Les plus belles spéculations se gâtaient entre les mains de Saccard. Il venait d'essuyer, comme il le disait, des pertes considérables à la Bourse. M. Toutin-Laroche avait failli faire sombrer le Crédit viticole dans un jeu à la hausse qui s'était brusquement tourné contre lui; heureusement que le gouvernement, intervenant sous le manteau, avait remis debout la fameuse machine du prêt hypothécaire aux cultivateurs. Saccard, ébranlé par cette double secousse, très maltraité par son frère le ministre, pour le risque que venait de courir la solidité des bons de délégation de la Ville, compromise avec celle du Crédit viticole, se trouvait moins heureux encore dans sa spéculation sur les immeubles. Les Mignon et Charrier avaient complètement rompu avec lui. S'il les accusait, c'était par une rage sourde de s'être trompé, en faisant bâtir sur sa part de terrains, tandis qu'eux vendaient prudemment la leur. Pendant qu'ils réalisaient une fortune, lui restait avec des maisons sur les bras, dont il ne se débarrassait souvent qu'à perte. Entre autres, il vendit trois cent mille francs, rue de Marignan, un hôtel sur lequel il en devait encore trois cent quatre-vingt mille.

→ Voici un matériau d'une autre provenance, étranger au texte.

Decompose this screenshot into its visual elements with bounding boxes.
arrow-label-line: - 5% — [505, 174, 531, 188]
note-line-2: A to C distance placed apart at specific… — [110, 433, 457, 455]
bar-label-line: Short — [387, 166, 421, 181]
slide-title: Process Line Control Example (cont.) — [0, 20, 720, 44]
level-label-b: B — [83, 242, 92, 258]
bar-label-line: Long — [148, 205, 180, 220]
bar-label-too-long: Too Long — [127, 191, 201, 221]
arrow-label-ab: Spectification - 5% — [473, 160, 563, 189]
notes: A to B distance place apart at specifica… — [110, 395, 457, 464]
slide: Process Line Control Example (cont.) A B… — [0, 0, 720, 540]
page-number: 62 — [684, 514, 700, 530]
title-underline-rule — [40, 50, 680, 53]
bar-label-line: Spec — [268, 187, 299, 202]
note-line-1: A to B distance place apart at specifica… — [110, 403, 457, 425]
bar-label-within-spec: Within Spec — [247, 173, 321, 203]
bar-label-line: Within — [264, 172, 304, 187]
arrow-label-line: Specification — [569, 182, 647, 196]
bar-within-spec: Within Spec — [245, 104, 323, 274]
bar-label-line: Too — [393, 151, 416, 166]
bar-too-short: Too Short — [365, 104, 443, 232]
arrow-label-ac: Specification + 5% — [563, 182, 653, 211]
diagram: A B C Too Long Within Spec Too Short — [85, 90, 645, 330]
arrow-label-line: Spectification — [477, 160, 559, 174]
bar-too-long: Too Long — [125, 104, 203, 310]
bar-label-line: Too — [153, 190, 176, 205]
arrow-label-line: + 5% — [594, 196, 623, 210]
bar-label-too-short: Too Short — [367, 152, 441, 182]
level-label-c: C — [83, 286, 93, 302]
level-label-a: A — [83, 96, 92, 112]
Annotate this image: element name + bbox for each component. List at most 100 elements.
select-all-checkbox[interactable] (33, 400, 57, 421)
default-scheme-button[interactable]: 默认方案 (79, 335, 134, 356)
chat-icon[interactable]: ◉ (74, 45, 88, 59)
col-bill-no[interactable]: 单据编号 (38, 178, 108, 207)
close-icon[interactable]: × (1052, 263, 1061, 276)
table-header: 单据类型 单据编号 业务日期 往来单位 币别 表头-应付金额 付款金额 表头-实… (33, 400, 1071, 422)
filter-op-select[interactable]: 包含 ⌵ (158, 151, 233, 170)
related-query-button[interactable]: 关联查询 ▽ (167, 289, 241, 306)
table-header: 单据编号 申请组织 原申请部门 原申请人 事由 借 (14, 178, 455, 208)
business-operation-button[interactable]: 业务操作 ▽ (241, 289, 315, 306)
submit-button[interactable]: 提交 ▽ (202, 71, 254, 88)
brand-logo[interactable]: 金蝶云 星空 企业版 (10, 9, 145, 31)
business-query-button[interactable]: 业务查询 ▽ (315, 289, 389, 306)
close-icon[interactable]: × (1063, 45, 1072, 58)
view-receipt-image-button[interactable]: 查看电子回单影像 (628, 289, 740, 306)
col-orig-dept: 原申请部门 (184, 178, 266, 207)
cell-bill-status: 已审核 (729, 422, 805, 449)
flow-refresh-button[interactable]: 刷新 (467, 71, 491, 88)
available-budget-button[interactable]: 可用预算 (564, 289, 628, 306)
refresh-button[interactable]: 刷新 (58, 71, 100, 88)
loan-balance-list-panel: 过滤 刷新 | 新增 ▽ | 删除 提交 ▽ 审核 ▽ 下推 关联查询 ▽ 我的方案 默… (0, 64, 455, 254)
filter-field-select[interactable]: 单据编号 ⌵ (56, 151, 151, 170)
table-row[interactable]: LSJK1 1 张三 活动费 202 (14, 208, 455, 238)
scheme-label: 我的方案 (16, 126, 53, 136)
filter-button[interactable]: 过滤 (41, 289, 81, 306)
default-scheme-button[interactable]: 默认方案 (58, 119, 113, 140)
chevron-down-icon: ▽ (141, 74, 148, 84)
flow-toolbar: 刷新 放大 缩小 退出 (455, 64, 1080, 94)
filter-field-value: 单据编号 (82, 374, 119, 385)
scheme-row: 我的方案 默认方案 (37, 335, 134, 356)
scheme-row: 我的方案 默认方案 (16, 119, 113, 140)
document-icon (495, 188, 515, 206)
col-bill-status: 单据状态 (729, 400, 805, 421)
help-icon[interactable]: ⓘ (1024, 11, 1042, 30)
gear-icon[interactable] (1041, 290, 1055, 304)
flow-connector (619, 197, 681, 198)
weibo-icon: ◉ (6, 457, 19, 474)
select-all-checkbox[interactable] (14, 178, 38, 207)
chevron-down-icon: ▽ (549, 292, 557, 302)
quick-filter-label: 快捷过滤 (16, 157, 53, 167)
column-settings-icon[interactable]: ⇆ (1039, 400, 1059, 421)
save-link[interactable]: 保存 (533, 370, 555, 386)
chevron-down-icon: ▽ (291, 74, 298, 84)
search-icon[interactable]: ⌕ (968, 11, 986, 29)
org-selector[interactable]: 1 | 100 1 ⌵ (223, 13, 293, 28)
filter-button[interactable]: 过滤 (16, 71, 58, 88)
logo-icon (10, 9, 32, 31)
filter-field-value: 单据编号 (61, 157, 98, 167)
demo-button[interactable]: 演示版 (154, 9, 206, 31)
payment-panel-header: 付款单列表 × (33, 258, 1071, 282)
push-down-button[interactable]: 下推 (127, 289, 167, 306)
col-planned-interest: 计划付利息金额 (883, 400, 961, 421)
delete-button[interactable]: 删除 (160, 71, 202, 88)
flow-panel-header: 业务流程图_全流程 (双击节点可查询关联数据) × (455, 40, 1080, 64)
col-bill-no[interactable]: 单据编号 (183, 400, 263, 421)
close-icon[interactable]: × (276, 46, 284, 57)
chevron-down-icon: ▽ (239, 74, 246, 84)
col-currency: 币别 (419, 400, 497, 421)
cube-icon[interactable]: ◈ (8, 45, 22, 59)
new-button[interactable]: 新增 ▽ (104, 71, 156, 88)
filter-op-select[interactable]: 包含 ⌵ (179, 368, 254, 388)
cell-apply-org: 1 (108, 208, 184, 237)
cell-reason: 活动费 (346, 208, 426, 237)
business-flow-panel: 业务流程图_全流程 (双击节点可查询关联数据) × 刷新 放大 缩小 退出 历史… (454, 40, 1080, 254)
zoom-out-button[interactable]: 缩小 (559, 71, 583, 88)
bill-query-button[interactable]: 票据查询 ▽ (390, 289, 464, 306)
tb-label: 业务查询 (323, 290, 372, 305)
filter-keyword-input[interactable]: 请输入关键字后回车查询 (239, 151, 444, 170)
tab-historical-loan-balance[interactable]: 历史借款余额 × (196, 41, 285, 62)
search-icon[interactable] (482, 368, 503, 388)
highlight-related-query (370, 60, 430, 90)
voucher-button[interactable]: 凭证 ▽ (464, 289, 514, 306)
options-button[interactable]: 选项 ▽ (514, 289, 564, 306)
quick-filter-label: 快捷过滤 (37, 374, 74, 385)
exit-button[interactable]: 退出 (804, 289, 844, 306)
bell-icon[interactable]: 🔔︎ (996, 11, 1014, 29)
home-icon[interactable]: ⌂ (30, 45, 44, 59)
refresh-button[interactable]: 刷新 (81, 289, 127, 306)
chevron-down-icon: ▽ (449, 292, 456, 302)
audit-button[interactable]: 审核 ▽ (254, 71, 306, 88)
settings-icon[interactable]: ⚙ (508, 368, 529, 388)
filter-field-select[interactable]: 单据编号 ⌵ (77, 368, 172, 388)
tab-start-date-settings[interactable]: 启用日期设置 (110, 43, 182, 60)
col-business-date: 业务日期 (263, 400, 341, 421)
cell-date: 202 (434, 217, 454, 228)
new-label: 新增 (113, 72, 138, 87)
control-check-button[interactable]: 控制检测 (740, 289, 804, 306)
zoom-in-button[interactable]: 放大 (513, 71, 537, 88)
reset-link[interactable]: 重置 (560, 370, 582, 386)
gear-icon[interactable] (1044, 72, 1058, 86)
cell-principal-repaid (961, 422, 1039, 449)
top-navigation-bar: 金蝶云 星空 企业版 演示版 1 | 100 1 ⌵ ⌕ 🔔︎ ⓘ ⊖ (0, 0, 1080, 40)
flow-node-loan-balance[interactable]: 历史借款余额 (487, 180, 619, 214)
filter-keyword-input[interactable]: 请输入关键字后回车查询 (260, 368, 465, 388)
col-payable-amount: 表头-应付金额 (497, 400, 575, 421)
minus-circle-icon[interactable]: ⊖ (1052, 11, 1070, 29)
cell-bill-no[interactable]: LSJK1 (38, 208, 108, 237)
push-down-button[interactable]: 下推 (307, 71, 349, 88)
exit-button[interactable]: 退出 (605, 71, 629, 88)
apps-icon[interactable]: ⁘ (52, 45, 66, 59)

Il avait bien inventé un tour de sa façon, qui consistait à exiger dix mille francs d'un appartement valant huit mille francs au plus; le locataire effrayé ne signait un bail que lorsque le propriétaire consentait à lui faire cadeau des deux premières années de loyer; l'appartement se trouvait de cette façon réduit à son prix réel, mais le bail portait le chiffre de dix mille francs par an, et, quand Saccard trouvait un acquéreur et capitalisait les revenus de l'immeuble, il arrivait à une véritable fantasmagorie de calcul. Il ne put appliquer cette duperie en grand; ses maisons ne se louaient pas; il les avait bâties trop tôt; les déblais, au milieu desquels elles se trouvaient perdues, en pleine boue, l'hiver, les isolaient, leur faisaient un tort considérable. L'affaire qui le toucha le plus fut la grosse rouerie des sieurs Mignon et Charrier, qui lui rachetèrent l'hôtel dont il avait dû abandonner la construction, au boulevard Malesherbes. Les entrepreneurs étaient enfin mordus par l'envie d'habiter «leur boulevard». Comme ils avaient vendu leur part de terrains de plus-value, et qu'ils flairaient la gêne de leur ancien associé, ils lui offrirent de le débarrasser de l'enclos au milieu duquel l'hôtel s'élevait jusqu'au plancher du premier étage, dont l'armature de fer était en partie posée. Seulement ils traitèrent de plâtras inutiles ces solides fondations en pierre de taille, disant qu'ils auraient préféré le sol nu, pour y faire construire à leur guise. Saccard dut vendre sans tenir compte des cent et quelque mille francs qu'il avait déjà dépensés, et ce qui l'exaspéra davantage encore, ce fut que jamais les entrepreneurs ne voulurent reprendre le terrain à deux cent cinquante francs le mètre, chiffre fixé lors du partage.

Ils lui rabattirent vingt-cinq francs par mètre, comme ces marchandes à la toilette qui ne donnent plus que quatre francs d'un objet qu'elles ont vendu cinq francs la veille.